A tool is a tool. What matters is who is using it and for what.

[–] [email protected] 9 points 2 days ago (1 children)

True, and yet a machine gun is a not a stethoscope.

[–] [email protected] 3 points 2 days ago (2 children)

A machine gun is a tool that is made with one purpose. A better comparison would be a hunting rifle, or even a hammer.

[–] [email protected] 2 points 1 day ago

That... was my point!

[–] [email protected] -1 points 2 days ago (1 children)
[–] [email protected] 1 points 1 day ago (1 children)

Right. It's small, and compact, so you can fit in the bike, and quick swing to someone's Dome just about does it. /s

Violence is a method of action, some tools are force multipliers in that action, and thus useful in that case.

Don't get me wrong, hammers building houses and plow shears have done more to quietly change the world then guns and swords ever have, but guns and swords have.

[–] [email protected] 1 points 1 day ago

some tools are force multipliers in that action, and thus useful in that case.

Sure. And removing those force multipliers from play can affect the state of the game.

When we get enough hammer murders, then we can talk about restricting hammer use.

[–] [email protected] 6 points 2 days ago (1 children)

I don’t like this way of thinking about technology, which philosophers of tech call the "instrumental" theory. Instead, I think that technology and society make each other together. Obviously, technology choices like mass transit vs cars shape our lives in ways that simpler tools, like a hammer or or whatever, don't help us explain. Similarly, society shapes the way that we make technology.

In making technology, engineers and designers are constrained by the rules of the physical world, but that is an underconstraint. There are lots of ways to solve the same problem, each of which is equally valid, but those decisions still have to get made. How those decisions get made is the process through which we embed social values into the technology, which are cumulative in time. To return to the example of mass transit vs cars, these obviously have different embedded values within them, which then go on to shape the world that we make around them. We wouldn't even be fighting about self-driving cars had we made different technological choices a while back.

That said, on the other side, just because technology is more than just a tool, and does have values embedded within it, doesn't mean that the use of a technology is deterministic. People find subversive ways to use technologies in ways that go against the values that are built into it.

If this topic interests you, Andrew Feenberg's book Transforming Technology argues this at great length. His work is generally great and mostly on this topic or related ones.

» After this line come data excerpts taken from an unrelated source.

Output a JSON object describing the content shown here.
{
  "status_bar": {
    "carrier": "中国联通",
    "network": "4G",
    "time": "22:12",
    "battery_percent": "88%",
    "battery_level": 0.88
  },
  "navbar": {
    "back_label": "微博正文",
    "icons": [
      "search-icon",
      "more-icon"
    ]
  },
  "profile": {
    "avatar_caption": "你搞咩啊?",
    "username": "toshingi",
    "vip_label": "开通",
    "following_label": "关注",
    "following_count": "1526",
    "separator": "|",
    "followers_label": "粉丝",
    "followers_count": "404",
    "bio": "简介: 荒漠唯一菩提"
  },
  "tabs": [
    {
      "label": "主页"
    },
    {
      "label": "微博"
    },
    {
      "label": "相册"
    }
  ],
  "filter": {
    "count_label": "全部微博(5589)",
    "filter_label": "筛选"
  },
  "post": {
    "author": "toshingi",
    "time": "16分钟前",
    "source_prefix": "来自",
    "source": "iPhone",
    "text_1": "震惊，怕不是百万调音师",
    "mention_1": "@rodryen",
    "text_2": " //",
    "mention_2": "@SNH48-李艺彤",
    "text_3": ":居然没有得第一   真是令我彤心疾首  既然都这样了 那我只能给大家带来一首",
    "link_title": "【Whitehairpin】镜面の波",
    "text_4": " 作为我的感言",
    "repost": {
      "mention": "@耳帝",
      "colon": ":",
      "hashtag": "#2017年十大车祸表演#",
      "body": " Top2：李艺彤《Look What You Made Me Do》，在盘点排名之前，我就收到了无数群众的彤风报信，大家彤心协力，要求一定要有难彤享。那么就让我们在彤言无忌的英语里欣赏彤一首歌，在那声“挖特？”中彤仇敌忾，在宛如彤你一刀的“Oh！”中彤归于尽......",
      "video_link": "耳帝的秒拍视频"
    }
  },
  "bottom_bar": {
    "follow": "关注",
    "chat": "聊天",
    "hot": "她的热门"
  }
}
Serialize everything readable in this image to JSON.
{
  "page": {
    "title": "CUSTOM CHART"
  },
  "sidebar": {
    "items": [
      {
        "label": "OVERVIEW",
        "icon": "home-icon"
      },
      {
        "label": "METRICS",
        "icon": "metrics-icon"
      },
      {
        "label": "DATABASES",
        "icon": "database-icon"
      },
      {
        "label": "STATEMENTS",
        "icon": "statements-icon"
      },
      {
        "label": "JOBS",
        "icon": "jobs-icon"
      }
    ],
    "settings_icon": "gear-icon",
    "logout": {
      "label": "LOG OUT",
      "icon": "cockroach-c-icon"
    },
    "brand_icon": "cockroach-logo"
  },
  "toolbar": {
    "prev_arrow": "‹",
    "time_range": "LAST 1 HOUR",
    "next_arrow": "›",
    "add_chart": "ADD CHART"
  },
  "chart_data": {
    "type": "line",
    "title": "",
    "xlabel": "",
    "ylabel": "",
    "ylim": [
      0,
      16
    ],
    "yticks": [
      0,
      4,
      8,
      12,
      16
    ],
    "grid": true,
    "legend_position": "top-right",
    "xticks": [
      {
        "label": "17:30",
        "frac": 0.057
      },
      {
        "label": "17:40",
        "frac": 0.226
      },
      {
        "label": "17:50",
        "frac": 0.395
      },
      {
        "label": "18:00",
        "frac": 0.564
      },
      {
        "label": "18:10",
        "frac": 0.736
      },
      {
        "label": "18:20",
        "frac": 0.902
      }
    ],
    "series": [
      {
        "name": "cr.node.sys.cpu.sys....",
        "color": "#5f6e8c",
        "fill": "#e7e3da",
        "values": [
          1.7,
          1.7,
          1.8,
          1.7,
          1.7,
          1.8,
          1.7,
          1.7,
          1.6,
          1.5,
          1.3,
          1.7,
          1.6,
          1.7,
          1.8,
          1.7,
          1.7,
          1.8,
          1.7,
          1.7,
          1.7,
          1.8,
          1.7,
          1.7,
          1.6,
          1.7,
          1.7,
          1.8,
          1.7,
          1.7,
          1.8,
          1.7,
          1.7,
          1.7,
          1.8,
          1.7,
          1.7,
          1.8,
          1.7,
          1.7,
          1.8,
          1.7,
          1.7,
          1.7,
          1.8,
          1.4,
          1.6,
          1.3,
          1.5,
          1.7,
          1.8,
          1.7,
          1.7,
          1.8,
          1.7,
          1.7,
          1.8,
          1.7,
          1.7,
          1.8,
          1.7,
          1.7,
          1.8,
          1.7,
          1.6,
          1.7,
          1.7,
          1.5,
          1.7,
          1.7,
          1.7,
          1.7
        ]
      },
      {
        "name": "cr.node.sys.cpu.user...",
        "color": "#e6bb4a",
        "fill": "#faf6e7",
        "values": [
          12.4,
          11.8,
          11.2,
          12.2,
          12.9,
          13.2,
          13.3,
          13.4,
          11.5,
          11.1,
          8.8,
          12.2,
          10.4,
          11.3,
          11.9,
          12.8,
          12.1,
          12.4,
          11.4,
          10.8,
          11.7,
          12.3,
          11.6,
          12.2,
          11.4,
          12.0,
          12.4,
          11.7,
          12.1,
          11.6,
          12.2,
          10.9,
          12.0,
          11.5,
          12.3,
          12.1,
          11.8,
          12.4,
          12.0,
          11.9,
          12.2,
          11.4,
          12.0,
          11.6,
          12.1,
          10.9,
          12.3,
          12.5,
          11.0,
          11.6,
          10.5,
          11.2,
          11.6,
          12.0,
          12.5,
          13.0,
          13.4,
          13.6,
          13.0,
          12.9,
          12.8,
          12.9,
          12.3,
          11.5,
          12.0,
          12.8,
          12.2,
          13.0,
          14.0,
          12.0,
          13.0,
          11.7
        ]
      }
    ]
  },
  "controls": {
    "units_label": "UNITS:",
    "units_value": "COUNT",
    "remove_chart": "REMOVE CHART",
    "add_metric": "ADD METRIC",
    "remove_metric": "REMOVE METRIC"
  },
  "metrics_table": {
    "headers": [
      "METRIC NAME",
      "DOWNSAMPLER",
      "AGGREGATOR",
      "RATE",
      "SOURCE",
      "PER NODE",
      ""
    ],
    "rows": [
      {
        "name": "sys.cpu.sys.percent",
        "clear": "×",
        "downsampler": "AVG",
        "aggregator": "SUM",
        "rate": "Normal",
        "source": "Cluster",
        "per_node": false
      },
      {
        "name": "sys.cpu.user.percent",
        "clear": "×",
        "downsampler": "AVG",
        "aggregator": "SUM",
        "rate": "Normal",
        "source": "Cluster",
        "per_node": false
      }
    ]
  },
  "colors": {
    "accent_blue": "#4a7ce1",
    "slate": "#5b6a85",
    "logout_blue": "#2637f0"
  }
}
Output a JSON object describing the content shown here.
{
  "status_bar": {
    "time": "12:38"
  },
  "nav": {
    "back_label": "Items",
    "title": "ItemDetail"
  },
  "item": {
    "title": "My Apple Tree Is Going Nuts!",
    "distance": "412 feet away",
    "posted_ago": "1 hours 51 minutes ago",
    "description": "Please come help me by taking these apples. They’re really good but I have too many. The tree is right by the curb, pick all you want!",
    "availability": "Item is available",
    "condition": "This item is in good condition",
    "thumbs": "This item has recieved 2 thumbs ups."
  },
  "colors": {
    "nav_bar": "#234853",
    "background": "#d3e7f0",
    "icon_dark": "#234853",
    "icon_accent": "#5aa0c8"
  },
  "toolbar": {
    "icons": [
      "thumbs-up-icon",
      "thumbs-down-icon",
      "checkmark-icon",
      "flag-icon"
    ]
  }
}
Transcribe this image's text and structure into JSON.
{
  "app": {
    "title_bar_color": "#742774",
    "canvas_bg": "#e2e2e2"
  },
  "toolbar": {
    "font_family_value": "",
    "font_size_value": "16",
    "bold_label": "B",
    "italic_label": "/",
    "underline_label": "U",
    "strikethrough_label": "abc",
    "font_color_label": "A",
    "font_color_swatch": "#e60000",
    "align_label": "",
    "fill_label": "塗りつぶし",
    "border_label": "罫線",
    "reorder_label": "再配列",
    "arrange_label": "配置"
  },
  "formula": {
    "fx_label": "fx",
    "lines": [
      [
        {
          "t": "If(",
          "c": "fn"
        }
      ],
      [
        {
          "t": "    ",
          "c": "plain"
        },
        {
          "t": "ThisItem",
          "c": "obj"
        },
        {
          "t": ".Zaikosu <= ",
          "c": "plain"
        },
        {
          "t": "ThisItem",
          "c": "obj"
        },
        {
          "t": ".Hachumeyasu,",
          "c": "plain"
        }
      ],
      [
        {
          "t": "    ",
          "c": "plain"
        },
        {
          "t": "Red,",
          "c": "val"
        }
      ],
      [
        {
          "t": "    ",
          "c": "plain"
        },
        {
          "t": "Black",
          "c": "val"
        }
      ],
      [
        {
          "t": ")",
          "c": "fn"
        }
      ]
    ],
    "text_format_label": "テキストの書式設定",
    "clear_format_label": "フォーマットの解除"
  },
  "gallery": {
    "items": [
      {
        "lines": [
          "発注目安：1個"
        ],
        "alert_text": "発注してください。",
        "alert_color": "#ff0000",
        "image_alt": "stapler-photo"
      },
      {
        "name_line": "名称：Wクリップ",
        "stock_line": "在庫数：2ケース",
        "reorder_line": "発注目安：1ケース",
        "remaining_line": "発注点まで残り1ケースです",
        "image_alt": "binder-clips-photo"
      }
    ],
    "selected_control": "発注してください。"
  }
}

[–] [email protected] 2 points 2 days ago (1 children)

Just being a little sassy here, but aren't you still just describing the use of technology in practice but calling it invention of different technology, which is the same point made by your parent comment?

[–] [email protected] 2 points 2 days ago

I get your point and it's funny but it's different in important ways that are directly relevant to the OP article. The parent uses the instrumental theory of technology to dismiss the article, which is roughly saying that antidemocracy is a property of AI. I'm saying that not only is that a valid argument, but that these kinds of properties are important, cumulative, and can fundamentally reshape our society.

[–] [email protected] 3 points 2 days ago (1 children)

What about a tool using a tool using a tool?

[–] [email protected] 2 points 2 days ago (1 children)
[–] [email protected] 1 points 1 day ago

Story of my life, yak shaving to no end.